Analysis: processing data with precision and rigour
The Analysis criterion carries the highest raw mark allocation of any single criterion — six marks out of a total of twenty-four. This reflects the central importance of mathematical processing in physics. The Analysis section must demonstrate systematic processing of raw experimental data, appropriate use of uncertainty propagation, and the construction of graphical representations that support the identification of trends and the derivation of quantitative conclusions.

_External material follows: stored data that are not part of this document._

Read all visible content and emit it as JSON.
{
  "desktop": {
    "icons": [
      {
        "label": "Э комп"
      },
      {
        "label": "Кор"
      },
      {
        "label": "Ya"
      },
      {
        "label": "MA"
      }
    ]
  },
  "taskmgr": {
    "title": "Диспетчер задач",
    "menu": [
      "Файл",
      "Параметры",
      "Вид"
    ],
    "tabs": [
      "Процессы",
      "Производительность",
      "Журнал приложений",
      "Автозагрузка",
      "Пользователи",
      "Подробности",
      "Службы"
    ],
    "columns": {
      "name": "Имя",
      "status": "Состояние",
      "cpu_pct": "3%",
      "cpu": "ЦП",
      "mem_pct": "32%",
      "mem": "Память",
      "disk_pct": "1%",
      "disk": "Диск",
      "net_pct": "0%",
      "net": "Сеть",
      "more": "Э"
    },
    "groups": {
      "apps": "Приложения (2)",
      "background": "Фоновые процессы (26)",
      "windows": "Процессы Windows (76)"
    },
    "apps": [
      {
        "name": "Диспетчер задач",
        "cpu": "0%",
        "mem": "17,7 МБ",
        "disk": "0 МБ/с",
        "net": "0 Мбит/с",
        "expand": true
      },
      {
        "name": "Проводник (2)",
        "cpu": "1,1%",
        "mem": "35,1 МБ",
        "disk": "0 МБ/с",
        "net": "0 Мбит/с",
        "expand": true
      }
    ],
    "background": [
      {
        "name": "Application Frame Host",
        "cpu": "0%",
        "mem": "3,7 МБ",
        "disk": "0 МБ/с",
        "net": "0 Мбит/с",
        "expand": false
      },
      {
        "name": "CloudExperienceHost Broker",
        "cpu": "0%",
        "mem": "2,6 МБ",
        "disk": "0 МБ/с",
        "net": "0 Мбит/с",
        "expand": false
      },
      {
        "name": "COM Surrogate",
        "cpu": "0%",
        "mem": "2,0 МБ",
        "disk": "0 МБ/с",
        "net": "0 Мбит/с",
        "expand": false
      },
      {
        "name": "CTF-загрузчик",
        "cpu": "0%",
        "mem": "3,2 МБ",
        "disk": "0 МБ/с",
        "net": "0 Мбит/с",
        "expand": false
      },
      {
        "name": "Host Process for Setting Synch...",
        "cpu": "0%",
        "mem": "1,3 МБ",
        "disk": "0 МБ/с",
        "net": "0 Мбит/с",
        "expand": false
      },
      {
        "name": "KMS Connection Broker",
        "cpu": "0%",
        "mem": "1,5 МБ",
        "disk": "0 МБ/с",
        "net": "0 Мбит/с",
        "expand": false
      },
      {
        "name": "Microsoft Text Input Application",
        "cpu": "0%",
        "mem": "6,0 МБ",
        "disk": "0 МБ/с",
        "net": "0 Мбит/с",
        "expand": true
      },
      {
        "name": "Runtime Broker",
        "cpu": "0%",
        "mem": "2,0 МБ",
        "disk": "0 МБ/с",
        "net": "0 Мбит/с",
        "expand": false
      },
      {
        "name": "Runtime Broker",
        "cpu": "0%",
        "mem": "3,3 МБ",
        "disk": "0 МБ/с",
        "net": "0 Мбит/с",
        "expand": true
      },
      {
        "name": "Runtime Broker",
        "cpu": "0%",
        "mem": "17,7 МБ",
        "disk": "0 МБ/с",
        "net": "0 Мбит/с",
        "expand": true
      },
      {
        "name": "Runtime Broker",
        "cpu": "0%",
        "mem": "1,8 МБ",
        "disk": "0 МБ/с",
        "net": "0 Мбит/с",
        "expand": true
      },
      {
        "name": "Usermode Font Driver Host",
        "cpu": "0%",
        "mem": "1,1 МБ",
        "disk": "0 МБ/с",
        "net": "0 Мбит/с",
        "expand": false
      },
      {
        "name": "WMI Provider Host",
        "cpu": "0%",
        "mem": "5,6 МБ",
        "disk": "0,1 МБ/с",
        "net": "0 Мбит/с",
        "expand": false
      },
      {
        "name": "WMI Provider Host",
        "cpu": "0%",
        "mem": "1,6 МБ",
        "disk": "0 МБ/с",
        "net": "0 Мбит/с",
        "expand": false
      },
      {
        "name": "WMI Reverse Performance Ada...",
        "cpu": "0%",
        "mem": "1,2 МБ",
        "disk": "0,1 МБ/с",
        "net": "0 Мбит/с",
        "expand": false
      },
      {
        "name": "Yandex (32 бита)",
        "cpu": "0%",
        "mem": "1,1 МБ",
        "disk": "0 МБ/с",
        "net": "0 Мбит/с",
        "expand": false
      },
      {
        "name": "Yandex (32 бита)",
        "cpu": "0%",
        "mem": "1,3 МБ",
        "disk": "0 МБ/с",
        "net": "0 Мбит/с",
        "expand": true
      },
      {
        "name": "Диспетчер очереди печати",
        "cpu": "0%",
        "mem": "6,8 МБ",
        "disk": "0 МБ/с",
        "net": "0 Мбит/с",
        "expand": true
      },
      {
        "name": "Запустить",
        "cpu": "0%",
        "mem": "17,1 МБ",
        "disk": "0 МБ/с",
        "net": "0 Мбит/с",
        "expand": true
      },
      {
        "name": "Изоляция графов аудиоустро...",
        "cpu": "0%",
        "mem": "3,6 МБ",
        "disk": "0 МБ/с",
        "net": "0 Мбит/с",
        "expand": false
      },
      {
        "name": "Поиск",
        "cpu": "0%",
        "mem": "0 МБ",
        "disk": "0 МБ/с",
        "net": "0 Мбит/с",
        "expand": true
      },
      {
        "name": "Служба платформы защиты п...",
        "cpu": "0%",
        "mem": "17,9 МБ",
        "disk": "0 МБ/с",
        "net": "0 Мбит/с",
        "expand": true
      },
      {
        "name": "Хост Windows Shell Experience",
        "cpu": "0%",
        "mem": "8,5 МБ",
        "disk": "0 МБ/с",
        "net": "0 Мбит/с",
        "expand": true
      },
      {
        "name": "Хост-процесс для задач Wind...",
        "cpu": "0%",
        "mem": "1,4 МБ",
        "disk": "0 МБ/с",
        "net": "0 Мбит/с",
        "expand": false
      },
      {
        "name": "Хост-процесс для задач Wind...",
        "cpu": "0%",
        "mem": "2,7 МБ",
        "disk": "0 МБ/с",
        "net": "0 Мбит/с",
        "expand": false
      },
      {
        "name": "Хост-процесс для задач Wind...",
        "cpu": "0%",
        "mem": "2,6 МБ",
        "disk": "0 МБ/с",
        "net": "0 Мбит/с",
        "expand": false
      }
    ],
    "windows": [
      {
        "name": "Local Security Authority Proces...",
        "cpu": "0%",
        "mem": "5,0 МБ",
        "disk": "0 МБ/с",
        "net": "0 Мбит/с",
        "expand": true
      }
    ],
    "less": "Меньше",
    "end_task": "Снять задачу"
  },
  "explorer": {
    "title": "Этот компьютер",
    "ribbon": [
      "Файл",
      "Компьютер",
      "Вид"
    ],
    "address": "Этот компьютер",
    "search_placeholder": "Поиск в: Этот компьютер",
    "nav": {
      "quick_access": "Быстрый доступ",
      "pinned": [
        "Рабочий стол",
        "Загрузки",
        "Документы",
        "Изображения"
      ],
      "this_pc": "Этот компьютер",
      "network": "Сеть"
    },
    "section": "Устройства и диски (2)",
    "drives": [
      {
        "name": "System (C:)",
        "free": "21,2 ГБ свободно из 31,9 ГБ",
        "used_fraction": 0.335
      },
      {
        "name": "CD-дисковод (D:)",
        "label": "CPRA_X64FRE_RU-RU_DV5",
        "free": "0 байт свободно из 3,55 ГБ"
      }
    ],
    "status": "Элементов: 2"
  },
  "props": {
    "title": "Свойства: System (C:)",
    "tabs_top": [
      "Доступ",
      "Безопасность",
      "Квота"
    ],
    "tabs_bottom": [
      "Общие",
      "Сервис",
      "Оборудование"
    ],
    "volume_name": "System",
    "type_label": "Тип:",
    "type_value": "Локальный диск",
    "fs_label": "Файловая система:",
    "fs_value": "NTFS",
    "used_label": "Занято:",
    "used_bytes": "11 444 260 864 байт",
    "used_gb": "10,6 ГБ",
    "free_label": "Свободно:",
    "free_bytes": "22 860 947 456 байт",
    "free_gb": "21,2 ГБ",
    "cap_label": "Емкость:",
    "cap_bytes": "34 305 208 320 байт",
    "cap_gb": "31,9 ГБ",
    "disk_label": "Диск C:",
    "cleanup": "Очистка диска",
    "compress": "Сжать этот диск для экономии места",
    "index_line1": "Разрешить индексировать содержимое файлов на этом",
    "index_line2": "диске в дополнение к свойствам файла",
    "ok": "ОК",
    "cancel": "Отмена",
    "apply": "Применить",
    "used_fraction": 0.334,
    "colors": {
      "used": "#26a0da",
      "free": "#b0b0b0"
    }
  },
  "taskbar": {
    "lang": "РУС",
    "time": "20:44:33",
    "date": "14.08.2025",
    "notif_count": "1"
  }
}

Graphical analysis is the most heavily weighted element of the Analysis criterion. Candidates must construct graphs with correctly labelled axes (quantity, unit, and scale), appropriate scales that maximise the use of the graph paper or digital graphing environment, correctly plotted data points with error bars representing the estimated uncertainties, and lines of best fit (or appropriate trend curves) that reflect the mathematical relationship being investigated. Where a linear relationship is expected, the candidate should draw a line of best fit and determine the gradient and intercept, using these values to answer the research question.
Uncertainty propagation is the aspect of the Analysis criterion that causes the most difficulty for candidates. Both random and systematic uncertainties must be addressed. Random uncertainties arise from the inevitable variability in repeated measurements and are typically estimated as the range or standard deviation of the repeated readings at each data point. Systematic uncertainties arise from the limitations of the equipment or method — for example, a stopwatch that consistently reads 0.2 seconds fast, or a ruler that has a zero error. Candidates must propagate these uncertainties through calculations to determine the overall uncertainty in the final result.
The distinction between random and systematic uncertainties must be demonstrated explicitly in the Analysis section. Random uncertainties affect the precision of the result and are reflected in the scatter of data points on a graph. Systematic uncertainties affect the accuracy of the result and are typically indicated by the line of best fit not passing through all error bars or by a non-zero intercept that is not explained by the physics of the system.
At HL, the Analysis section may also include more advanced mathematical techniques such as calculus-based derivations, differential analysis of rate-of-change relationships, or the use of software to perform linear regression with calculated uncertainty in the gradient and intercept. These are not required at SL, and candidates should not include advanced mathematical techniques beyond the level of their course if doing so introduces errors or confuses the presentation.